Now...time to recharge.  Hopefully Mason sleeps through the night!
Goodnight!

Tuesday, March 29, 2011

Ugh...here goes nothing.

I posted this on Facebook as a note. In this note, I tagged fitness model, Jamie Eason. She then posted about it and because of her, I have gotten an overwhelming amount of support. As the friend requests started rolling in, I thought it might be a good idea to make a blog.

I am obviously thrilled about doing this, as you can see by the title, but please, bare with me.

Let me start off with a little background:

It's no secret that I am not a skinny girl and I have always had a battle with my weight and body image. I have started dieting and working out countless times, and give up on the whole program before I get the results that I want. There have even been times when I start to get some great results, and I still give-up on it.

So yesterday, I was looking through a photo album called "inspiration" posted by a fitness model (that I love), Jamie Eason. She had fans send in photos of their transformations, some fat to skinny and some who just had no muscle/tone and who are now very muscular. All of these people got to a point in their lives where they were done living life in that body and wanted to change. I want to make those same changes but never could stick with it, and it made me think, am I not at that rock bottom yet? How much bigger do I need to get before I hit that? How can I make myself hit that right now?! I don't want to get any bigger before finally getting to rock bottom. I want to change NOW. But how do I make this time different than every other time before?

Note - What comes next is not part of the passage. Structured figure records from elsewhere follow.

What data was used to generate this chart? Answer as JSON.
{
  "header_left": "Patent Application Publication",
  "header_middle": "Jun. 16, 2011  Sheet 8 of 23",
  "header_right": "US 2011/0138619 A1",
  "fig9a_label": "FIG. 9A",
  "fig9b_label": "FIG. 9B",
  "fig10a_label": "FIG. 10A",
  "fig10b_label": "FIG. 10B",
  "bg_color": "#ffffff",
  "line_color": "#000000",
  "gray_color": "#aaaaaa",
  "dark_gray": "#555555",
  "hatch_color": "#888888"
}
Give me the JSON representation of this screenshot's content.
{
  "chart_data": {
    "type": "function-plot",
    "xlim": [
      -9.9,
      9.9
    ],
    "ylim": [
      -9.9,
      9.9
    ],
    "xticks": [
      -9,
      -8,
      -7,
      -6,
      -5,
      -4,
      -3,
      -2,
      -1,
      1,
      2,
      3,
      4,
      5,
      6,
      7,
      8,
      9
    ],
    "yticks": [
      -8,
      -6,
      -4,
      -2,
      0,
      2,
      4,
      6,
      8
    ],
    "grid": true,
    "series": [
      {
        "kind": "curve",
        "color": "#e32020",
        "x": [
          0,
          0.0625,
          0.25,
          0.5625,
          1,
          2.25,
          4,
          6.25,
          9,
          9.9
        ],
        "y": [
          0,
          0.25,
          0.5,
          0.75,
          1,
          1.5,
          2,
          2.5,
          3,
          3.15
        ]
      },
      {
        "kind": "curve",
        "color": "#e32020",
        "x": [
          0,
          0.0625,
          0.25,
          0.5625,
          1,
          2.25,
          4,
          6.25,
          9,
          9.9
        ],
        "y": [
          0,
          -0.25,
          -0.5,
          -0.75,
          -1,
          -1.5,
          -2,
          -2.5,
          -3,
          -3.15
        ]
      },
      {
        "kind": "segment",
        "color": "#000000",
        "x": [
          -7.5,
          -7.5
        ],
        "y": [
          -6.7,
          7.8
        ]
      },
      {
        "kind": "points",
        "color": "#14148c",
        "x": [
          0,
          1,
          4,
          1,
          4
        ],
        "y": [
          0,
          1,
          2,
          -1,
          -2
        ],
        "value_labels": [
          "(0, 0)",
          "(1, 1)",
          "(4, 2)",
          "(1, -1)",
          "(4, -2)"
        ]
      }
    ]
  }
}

I found that answer in Andy (of course).

He said that if I want this time to be different, than I have to do things differently than I have done before because, obviously, nothing has worked. He suggested making my goals public. Last night, he said "post your weight on facebook every day". I walked out of the room! And I was thinking "No way! How embarassing!"

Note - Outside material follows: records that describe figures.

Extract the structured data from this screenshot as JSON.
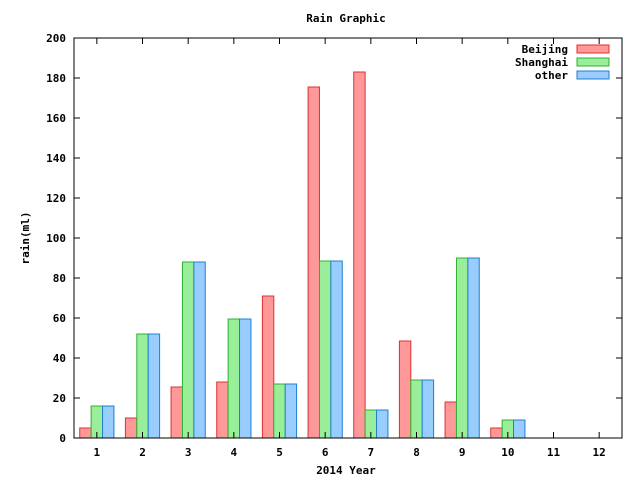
{
  "chart_data": {
    "type": "bar",
    "title": "Rain Graphic",
    "xlabel": "2014 Year",
    "ylabel": "rain(ml)",
    "ylim": [
      0,
      200
    ],
    "yticks": [
      "0",
      "20",
      "40",
      "60",
      "80",
      "100",
      "120",
      "140",
      "160",
      "180",
      "200"
    ],
    "categories": [
      "1",
      "2",
      "3",
      "4",
      "5",
      "6",
      "7",
      "8",
      "9",
      "10",
      "11",
      "12"
    ],
    "legend_position": "top-right",
    "grid": false,
    "series": [
      {
        "name": "Beijing",
        "color": "#ff9999",
        "stroke": "#e03030",
        "values": [
          5,
          10,
          25.5,
          28,
          71,
          175.5,
          183,
          48.5,
          18,
          5,
          null,
          null
        ]
      },
      {
        "name": "Shanghai",
        "color": "#99ee99",
        "stroke": "#30b030",
        "values": [
          16,
          52,
          88,
          59.5,
          27,
          88.5,
          14,
          29,
          90,
          9,
          null,
          null
        ]
      },
      {
        "name": "other",
        "color": "#99ccff",
        "stroke": "#2080d0",
        "values": [
          16,
          52,
          88,
          59.5,
          27,
          88.5,
          14,
          29,
          90,
          9,
          null,
          null
        ]
      }
    ]
  }
}
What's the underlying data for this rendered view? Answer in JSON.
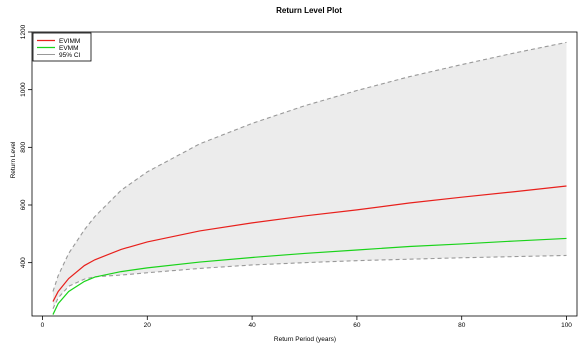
{
  "chart_data": {
    "type": "line",
    "title": "Return Level Plot",
    "xlabel": "Return Period (years)",
    "ylabel": "Return Level",
    "xlim": [
      -2,
      102
    ],
    "ylim": [
      215,
      1200
    ],
    "xticks": [
      0,
      20,
      40,
      60,
      80,
      100
    ],
    "yticks": [
      400,
      600,
      800,
      1000,
      1200
    ],
    "grid": false,
    "legend": "top-left",
    "colors": {
      "EVIMM": "#e8201c",
      "EVMM": "#1ad31a",
      "ci_line": "#999999",
      "ci_fill": "#ececec"
    },
    "series": [
      {
        "name": "EVIMM",
        "style": "solid",
        "x": [
          2,
          3,
          5,
          8,
          10,
          15,
          20,
          30,
          40,
          50,
          60,
          70,
          80,
          90,
          100
        ],
        "y": [
          265,
          300,
          345,
          390,
          410,
          446,
          472,
          510,
          538,
          562,
          583,
          607,
          627,
          646,
          666
        ]
      },
      {
        "name": "EVMM",
        "style": "solid",
        "x": [
          2,
          3,
          5,
          8,
          10,
          15,
          20,
          30,
          40,
          50,
          60,
          70,
          80,
          90,
          100
        ],
        "y": [
          220,
          258,
          300,
          335,
          350,
          369,
          382,
          402,
          418,
          432,
          444,
          456,
          465,
          475,
          484
        ]
      },
      {
        "name": "95% CI",
        "style": "dashed",
        "x": [
          2,
          3,
          5,
          8,
          10,
          15,
          20,
          30,
          40,
          50,
          60,
          70,
          80,
          90,
          100
        ],
        "upper": [
          300,
          355,
          432,
          514,
          560,
          651,
          715,
          812,
          883,
          944,
          997,
          1045,
          1087,
          1127,
          1164
        ],
        "lower": [
          240,
          278,
          318,
          343,
          351,
          357,
          365,
          380,
          392,
          400,
          407,
          412,
          417,
          421,
          425
        ]
      }
    ]
  }
}
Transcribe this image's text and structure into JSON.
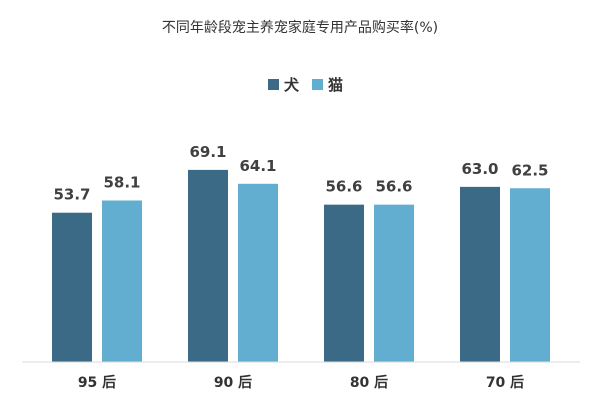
{
  "chart_data": {
    "type": "bar",
    "title": "不同年龄段宠主养宠家庭专用产品购买率(%)",
    "categories": [
      "95 后",
      "90 后",
      "80 后",
      "70 后"
    ],
    "series": [
      {
        "name": "犬",
        "color": "#3b6a86",
        "values": [
          53.7,
          69.1,
          56.6,
          63.0
        ]
      },
      {
        "name": "猫",
        "color": "#62aed1",
        "values": [
          58.1,
          64.1,
          56.6,
          62.5
        ]
      }
    ],
    "ylim": [
      0,
      100
    ],
    "grid": false,
    "legend": "top-center"
  }
}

Then I started thinking...Andy used to be 190lbs (he's 6'5" and he was way to skinny and looked gross) and over the past 4 years, I have watched him take control of his body. He wanted to bulk up, he bulked up. He wanted to trim down, he trimmed down. Anything he puts his mind to, consider it done. I envy that about Andy and wish that I could be more like that.

Well, all that being said, I realized that I would be a fool to not take his advice. I know he wouldn't steer me wrong and that he has my best interest at heart. I trust him and I know he will support me through this...he would support me through anything.

So here it goes:

I will post notes everyday about my progress. Current weight, measurements, gym time, work-outs (and probably feelings because I am female and we can't help but to interject our feelings into everything!)

March 29, 2011

Weight: 170 lbs.

Measurements:

Waist: 42 in.

Hips: 44 in.

Thigh: 26 in.

Biceps: 14 in.

Neck: 14 in.

I am also attaching pictures. Ugh. Yes...pictures. A bathing suit that I have had for years that I want to be able to wear (and look good in) this summer.